En noviembre de ese mismo 2011, a raíz de esta inquietud, fue que López Obrador hizo público el llamado a participar en los “Fundamentos de una república amorosa”. El resultado de dicha cuestión no fue baladí: en marzo de 2012 una diversidad de voces de académicos, intelectuales, periodistas, especialistas y expertos de diversos rubros –donde imperó la pluralidad de ideas-, participó en una serie de conferencias y reflexiones al respecto entre el 15 y el 16 de marzo en la Facultad de Economía de la UNAM, coordinados por Enrique Dussel, Armando Bartra, Alfredo López Austin, entre otros académicos.

El acto supuso 60 conferencias y 60 ponencias de la sociedad civil que, fundamentalmente, pusieron en la palestra la necesidad de nuevas directrices éticas en el país y propuestas para lograrlas. Las ponencias se condensaron en un libro coordinado por Armando Bartra –por cierto, primo de Roger- llamado Los grandes problemas nacionales, publicado en 2012. En esencia, esa serie de propuestas devino en un aporte al proyecto de Nación que enarbolaba AMLO como candidato en ese año, y que se resumió en ser una propuesta de reforma de contenidos educativos que ponderaba la necesidad de una adecuación de valores más incluyentes y de respeto a la otredad, principalmente en el nivel de la educación básica (primaria) del país.

Ese es el antecedente que dio pábulo a la idea de publicar en 2019 una Guía ética para ser repartida entre ciudadanos por el gobierno de López Obrador. No es una ocurrencia santurrona sino un proyecto añejo nacido de un hecho muy concreto: tratar de promover los valores de comunidad, a través de los cuales ciertas personas, durante el calderonismo, prefirieron no unirse al crimen organizado a pesar de sus carencias materiales.

Se pueden criticar los alcances y limitaciones de esa propuesta. Se puede criticar o dar seguimiento para evaluar si se ha concretado o no la propuesta lopezobradorista de fomentar una educación básica más incluyente, que promueva una formación cívica acorde a los valores de una sociedad plural y compleja. Se puede criticar o evaluar los cambios entre el diagnóstico que AMLO defendía en 2012 y el nuevo de 2018 con respecto a cómo enfrentar el crimen organizado. Pero lo que no se puede hacer es tildar a ese ejercicio como “quimera reaccionaria de derecha” cuando no se tomó ni la mínima molesta de revisar los antecedentes reales de ella y, además, cuando se trata de una propuesta que nació de buscar una vía diferente para combatir la violencia del calderonismo, cuya estrategia, ahora con García Luna en la cárcel, sabemos que no sólo fue un belicismo de derecha sino una farsa gansteril cuyos efectos mortales siguen lacerando al país.

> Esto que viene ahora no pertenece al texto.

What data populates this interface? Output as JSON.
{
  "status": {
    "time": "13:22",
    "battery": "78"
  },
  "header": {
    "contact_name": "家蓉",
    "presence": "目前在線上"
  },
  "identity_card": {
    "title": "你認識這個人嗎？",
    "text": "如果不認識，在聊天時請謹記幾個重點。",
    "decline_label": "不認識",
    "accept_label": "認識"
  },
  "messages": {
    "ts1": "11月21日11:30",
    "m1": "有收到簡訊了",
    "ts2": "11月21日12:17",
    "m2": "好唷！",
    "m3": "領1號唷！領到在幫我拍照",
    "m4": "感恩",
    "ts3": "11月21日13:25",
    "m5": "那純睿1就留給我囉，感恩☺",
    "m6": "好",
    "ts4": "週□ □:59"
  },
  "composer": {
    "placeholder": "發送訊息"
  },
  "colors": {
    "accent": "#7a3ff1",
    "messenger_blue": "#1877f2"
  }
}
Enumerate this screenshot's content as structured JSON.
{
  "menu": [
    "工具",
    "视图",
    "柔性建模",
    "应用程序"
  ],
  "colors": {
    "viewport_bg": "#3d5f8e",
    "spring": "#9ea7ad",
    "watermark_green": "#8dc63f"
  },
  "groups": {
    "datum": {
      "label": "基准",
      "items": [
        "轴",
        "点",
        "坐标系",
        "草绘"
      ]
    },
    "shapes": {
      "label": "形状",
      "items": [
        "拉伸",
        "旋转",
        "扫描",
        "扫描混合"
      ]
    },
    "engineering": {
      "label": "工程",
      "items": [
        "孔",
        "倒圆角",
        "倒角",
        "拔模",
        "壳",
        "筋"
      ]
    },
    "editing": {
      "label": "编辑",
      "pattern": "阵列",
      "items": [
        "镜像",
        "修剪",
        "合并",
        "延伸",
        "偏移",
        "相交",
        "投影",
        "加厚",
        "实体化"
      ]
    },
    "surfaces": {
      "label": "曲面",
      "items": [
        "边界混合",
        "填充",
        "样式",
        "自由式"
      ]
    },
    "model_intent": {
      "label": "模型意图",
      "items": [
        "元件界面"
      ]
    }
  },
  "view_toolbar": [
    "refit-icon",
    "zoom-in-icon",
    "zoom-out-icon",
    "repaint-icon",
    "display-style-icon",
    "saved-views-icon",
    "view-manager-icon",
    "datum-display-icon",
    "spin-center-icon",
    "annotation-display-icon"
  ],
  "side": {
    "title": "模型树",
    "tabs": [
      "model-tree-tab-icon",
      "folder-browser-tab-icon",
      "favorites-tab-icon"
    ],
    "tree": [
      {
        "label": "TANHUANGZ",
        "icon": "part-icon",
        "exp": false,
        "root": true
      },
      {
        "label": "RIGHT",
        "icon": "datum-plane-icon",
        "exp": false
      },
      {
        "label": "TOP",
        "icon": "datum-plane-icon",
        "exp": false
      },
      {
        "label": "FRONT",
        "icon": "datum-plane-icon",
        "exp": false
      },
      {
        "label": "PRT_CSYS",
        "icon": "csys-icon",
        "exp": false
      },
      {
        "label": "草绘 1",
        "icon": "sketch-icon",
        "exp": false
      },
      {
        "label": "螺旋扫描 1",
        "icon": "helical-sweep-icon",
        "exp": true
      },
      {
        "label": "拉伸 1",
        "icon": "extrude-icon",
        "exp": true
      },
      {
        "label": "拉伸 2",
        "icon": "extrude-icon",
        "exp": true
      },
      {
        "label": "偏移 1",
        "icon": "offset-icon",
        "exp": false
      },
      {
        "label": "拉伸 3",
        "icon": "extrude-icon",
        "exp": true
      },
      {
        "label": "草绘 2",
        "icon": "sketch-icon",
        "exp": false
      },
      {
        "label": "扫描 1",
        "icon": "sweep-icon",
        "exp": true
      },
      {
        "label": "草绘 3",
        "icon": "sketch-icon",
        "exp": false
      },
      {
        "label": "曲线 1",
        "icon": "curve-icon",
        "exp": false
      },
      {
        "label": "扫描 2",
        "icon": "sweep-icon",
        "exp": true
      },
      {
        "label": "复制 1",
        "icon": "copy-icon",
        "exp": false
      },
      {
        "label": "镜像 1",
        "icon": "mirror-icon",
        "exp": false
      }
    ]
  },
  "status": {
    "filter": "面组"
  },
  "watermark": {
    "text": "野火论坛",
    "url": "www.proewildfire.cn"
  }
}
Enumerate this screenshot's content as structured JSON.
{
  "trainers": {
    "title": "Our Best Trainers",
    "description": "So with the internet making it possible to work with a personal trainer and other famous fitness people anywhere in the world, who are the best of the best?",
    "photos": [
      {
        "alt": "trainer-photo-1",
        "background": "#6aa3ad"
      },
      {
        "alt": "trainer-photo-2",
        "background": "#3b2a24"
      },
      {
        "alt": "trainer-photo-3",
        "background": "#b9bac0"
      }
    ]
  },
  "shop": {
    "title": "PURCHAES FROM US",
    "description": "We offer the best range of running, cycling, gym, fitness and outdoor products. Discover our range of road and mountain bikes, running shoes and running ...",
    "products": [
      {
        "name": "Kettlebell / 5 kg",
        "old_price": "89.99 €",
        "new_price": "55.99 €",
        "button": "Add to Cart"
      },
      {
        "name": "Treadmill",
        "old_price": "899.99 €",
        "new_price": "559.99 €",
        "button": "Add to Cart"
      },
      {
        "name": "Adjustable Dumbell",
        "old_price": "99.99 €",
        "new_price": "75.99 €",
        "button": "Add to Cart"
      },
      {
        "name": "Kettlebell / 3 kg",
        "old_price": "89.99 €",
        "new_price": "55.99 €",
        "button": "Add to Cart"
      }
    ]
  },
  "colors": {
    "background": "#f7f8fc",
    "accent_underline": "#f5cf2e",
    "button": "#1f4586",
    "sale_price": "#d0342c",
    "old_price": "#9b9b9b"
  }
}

Para Bartra todos estos hechos (comprobables, medibles, verificables) resultaron prescindibles o de plano nunca se enteró de ellos. Una visión crítica del significado de esos hechos habría sido un aporte valioso. Pero como el autor los omitió, su “crítica” más bien fue de nuevo un insulto simplista y frívolo, tal como lo fue en 2012.

¿Así habla alguien de izquierdas?

A la par de esas dos tesis insostenibles, hay en el libro de Bartra algunos exabruptos reveladores. A lo largo de su libro, el autor da su visto bueno dos veces a la alianza PAN-PRD en Veracruz a la gubernatura en 2016, misma que tuvo como candidato a Miguel Ángel Yunes, un desprestigiado personaje que no sólo está alejado de cualquier inercia socialdemócrata, sino que se trata de un hombre de prácticas gangsteriles, represor de las izquierdas en los noventa sobre quien pesan acusaciones de colusión con redes de pederastia.

Asimismo, en el tercer apartado de la segunda parte de su libro, Bartra usa un lenguaje propio de los partidos postfascistas que dice despreciar, al llamar “invasores” a los migrantes de Honduras y Guatemala que fueron parte de las caravanas migrantes en 2019 en México. Eso no sólo es impropio de la izquierda sino que se parece mucho al lenguaje trumpiano con el que el magnate postfascista se refería a los mexicanos.

En ese mismo apartado, Bartra resta gravedad al Golpe de Estado que padeció Evo Morales en Bolivia, al no llamar a esa defenestración antidemocrática por su nombre y reducirla al hecho de que “a Evo Morales lo obligaron a dimitir”, sin decir que los autores de esa “obligación” fueron los militares. Después, se queja de que Morales fue a México a “dejar pólvora bolivariana”. Muy parecida acusación a la que suele hacer la derecha movilizada de “FRENAA” en México.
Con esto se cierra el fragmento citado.